(Nova Iorque) – A incapacidade dos tribunais do Haiti de levar a julgamento o antigo ditador Jean-Claude “Baby Doc” Duvalier privou as suas inúmeras vítimas haitianas da justiça que procuravam, disse hoje a Human Rights Watch. A morte de Duvalier foi noticiada a 4 de Outubro de 2014.
“É uma pena que o sistema judicial haitiano não tenha conseguido levar o Baby Doc Duvalier a julgamento antes da sua morte”, disse Reed Brody, advogado especial da Human Rights Watch, que trabalhou com as vítimas de Duvalier. “A morte de Duvalier rouba ao Haiti o que poderia ter sido o julgamento de direitos humanos mais importante da sua história”
Duvalier herdou o poder do seu pai, o ditador François “Papa Doc” Duvalier, e governou o Haiti de 1971 a 1986. Durante o governo do filho, o Haiti foi marcado por violações sistemáticas dos direitos humanos. Centenas de presos políticos detidos numa rede de prisões conhecida como o “triângulo da morte” morreram devido ao seu tratamento extraordinariamente cruel. Outros foram vítimas de execuções extrajudiciais. O governo de Duvalier fechou repetidamente jornais e estações de rádio independentes. Jornalistas foram espancados e, em alguns casos, torturados, presos ou forçados ao exílio.

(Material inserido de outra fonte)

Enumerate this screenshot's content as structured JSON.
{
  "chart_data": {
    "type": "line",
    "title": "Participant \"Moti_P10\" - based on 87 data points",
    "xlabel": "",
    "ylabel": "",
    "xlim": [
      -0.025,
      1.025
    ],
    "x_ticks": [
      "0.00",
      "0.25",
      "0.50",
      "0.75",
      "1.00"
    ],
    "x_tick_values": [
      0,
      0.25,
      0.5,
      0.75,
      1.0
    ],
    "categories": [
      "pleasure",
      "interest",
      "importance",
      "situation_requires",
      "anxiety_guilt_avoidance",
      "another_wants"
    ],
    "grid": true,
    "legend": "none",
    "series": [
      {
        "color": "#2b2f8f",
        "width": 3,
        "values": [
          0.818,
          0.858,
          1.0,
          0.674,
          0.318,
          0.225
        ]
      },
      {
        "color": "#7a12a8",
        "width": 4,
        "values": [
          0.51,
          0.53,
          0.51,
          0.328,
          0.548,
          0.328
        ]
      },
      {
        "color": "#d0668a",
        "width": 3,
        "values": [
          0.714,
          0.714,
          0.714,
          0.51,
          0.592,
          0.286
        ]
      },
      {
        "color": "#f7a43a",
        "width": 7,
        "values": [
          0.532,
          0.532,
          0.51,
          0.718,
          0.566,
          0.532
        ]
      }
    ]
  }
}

Quando o “Baby Doc” Duvalier fez um regresso surpresa ao Haiti a 16 de Janeiro de 2011, após um exílio de 25 anos em França, as autoridades reabriram um processo criminal contra ele. Em Janeiro de 2012, um juiz de instrução decidiu que o prazo de prescrição dos crimes de direitos humanos de que era acusado tinha expirado. As suas vítimas interpuseram recurso. Em Fevereiro de 2013, um tribunal de recurso ordenou a Duvalier que testemunhasse, como o fizeram muitas das vítimas do seu governo, mas só em Fevereiro de 2014 é que o tribunal restabeleceu as acusações, afirmando que o direito internacional proibia o uso da prescrição de crimes contra a humanidade. Um dos juízes do tribunal de recurso assumiu a investigação e estava a entrevistar vítimas e testemunhas quando Duvalier morreu.
“A comparência de Duvalier no tribunal em 2013 para ser interrogado sobre os seus alegados crimes foi um momento crítico num país onde os ricos e poderosos sempre estiveram acima da lei”, disse Brody. “Um julgamento justo para Duvalier poderia ter posto fim à impunidade que tem caracterizado o passado do Haiti e que provavelmente irá atormentar o seu futuro”
Um relatório da Human Rights Watch, “Haiti’s Rendezvous With History”: O Caso de Jean-Claude Duvalier”, examinou as questões jurídicas e práticas em torno do caso e concluiu que o Haiti tinha a obrigação, ao abrigo do direito internacional, de investigar e processar as graves violações dos direitos humanos sob o governo de Duvalier. O relatório, publicado em Abril de 2011, também abordou a capacidade do Haiti para levar a cabo o julgamento, a questão do estatuto de limitações, e o envolvimento pessoal de Duvalier em alegados actos criminosos.
“Um provérbio haitiano diz ‘Aquele que dá o golpe esquece; aquele que carrega a cicatriz lembra-se'”, disse Brody. “Duvalier pode ter esquecido os golpes que deu ao povo haitiano, mas as suas vítimas lembram-se”.